At the top of the pass stands the homonymous village of Cima Sappada, in the municipality of Sappada.

== Cycling ==
During the centenary history of the Giro d'Italia the pass at an altitude of 1292 meters above sea level it was considered three times the King of the Mountains. The first during the 15th stage of the Giro d'Italia 1948 from Udine to Auronzo di Cadore, with the first pass at the top of the Legnano Ligurian Vincenzo Rossello then winner of that stage. The second during the 15th stage of the Giro d'Italia 1987 from Lido di Jesolo to Sappada, with the Dutchman of the Gis Gelati Johan van der Velde the first to cross.
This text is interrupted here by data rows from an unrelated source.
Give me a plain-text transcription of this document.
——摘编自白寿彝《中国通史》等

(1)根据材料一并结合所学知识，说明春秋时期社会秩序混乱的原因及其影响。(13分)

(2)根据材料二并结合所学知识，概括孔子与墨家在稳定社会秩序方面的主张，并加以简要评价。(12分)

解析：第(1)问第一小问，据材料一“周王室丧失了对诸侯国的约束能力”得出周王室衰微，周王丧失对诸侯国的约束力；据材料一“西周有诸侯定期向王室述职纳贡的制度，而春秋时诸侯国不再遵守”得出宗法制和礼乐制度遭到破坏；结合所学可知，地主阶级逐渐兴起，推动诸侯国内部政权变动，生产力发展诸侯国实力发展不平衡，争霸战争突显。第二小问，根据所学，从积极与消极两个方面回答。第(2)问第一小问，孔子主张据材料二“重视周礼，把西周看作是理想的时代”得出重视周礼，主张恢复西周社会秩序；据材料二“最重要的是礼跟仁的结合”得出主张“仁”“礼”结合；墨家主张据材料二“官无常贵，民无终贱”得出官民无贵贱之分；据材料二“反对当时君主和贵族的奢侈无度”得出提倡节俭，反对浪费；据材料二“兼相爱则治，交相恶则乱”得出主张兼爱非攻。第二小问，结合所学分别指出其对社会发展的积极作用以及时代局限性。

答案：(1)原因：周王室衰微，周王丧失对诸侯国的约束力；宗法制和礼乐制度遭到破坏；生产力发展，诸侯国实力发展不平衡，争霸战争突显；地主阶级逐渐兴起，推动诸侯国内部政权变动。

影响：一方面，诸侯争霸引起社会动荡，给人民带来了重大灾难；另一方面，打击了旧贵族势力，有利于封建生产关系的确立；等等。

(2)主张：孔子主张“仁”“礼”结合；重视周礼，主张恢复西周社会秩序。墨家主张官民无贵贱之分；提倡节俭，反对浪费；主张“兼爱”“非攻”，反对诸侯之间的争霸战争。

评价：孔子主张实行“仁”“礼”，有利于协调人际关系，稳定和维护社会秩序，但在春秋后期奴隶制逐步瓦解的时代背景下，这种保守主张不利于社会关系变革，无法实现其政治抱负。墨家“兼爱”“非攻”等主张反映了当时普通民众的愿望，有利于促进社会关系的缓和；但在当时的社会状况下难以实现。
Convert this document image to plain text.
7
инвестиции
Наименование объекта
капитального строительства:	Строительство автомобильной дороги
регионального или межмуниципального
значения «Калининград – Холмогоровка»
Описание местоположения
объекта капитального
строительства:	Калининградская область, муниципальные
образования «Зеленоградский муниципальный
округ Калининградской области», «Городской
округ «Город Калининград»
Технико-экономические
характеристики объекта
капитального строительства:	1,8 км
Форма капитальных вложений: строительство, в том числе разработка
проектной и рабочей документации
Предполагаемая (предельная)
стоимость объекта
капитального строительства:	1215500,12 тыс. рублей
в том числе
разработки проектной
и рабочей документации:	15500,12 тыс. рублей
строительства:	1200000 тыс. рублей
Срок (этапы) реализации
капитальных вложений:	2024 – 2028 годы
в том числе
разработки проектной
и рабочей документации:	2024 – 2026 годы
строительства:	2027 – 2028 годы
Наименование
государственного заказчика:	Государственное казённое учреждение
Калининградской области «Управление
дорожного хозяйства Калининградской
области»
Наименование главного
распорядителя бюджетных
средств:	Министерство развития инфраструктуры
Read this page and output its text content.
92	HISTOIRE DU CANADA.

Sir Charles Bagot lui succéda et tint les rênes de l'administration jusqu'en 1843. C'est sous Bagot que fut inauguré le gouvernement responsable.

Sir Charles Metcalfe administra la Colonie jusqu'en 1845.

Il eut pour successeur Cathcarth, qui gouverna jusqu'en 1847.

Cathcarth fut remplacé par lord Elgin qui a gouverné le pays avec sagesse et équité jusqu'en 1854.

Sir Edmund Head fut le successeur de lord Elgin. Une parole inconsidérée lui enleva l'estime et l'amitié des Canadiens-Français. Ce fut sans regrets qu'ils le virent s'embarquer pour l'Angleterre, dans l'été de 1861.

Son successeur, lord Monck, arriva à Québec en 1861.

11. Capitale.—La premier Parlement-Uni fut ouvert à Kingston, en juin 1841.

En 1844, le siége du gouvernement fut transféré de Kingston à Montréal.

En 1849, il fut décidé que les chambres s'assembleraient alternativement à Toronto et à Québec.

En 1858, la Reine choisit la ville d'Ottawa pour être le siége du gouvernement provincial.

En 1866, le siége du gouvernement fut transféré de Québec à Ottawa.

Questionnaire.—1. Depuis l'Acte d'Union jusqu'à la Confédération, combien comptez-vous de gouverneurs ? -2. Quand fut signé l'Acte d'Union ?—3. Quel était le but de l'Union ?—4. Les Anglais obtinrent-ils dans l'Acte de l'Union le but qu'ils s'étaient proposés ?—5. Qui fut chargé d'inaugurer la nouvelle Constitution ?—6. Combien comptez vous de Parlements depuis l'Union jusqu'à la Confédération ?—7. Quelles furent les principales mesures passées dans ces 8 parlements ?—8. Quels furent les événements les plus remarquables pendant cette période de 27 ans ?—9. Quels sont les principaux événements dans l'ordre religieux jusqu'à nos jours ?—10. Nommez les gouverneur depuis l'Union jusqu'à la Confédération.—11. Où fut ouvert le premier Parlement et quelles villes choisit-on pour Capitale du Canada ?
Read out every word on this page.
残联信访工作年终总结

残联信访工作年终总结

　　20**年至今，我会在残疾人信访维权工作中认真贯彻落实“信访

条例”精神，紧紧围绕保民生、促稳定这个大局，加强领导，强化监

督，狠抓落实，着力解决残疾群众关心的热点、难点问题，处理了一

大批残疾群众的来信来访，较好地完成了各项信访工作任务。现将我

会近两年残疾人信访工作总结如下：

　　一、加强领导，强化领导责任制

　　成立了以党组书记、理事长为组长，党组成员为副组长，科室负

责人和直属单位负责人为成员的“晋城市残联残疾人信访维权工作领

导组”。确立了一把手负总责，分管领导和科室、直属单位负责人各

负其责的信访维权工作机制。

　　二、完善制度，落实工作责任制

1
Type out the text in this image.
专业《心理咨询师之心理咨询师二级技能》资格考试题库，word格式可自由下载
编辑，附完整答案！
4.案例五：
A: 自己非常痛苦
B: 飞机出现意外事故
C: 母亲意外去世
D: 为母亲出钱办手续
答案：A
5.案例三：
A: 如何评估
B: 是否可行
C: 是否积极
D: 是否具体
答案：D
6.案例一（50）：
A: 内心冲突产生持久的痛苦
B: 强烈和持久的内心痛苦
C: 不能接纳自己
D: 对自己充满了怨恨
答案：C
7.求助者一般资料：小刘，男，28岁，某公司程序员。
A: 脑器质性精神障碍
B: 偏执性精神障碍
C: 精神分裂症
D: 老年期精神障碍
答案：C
On 6 June, during that famous stage, the Irishman Stephen Roche, team-mate at Carrera-Vagabond-Peugeot of the Brescia Roberto Visentini who was in the Pink Jersey, went to the attack and sent in crisis his captain who arrived in Sappada with a gap of 6 minutes 50 seconds, and lost the chance to win that Giro d'Italia. The third time was three years later during the Giro d'Italia 1990 and the first to come down was Bruno Leali with Gianni Bugno the undisputed leader of the Pink jersey from the first to the last stage.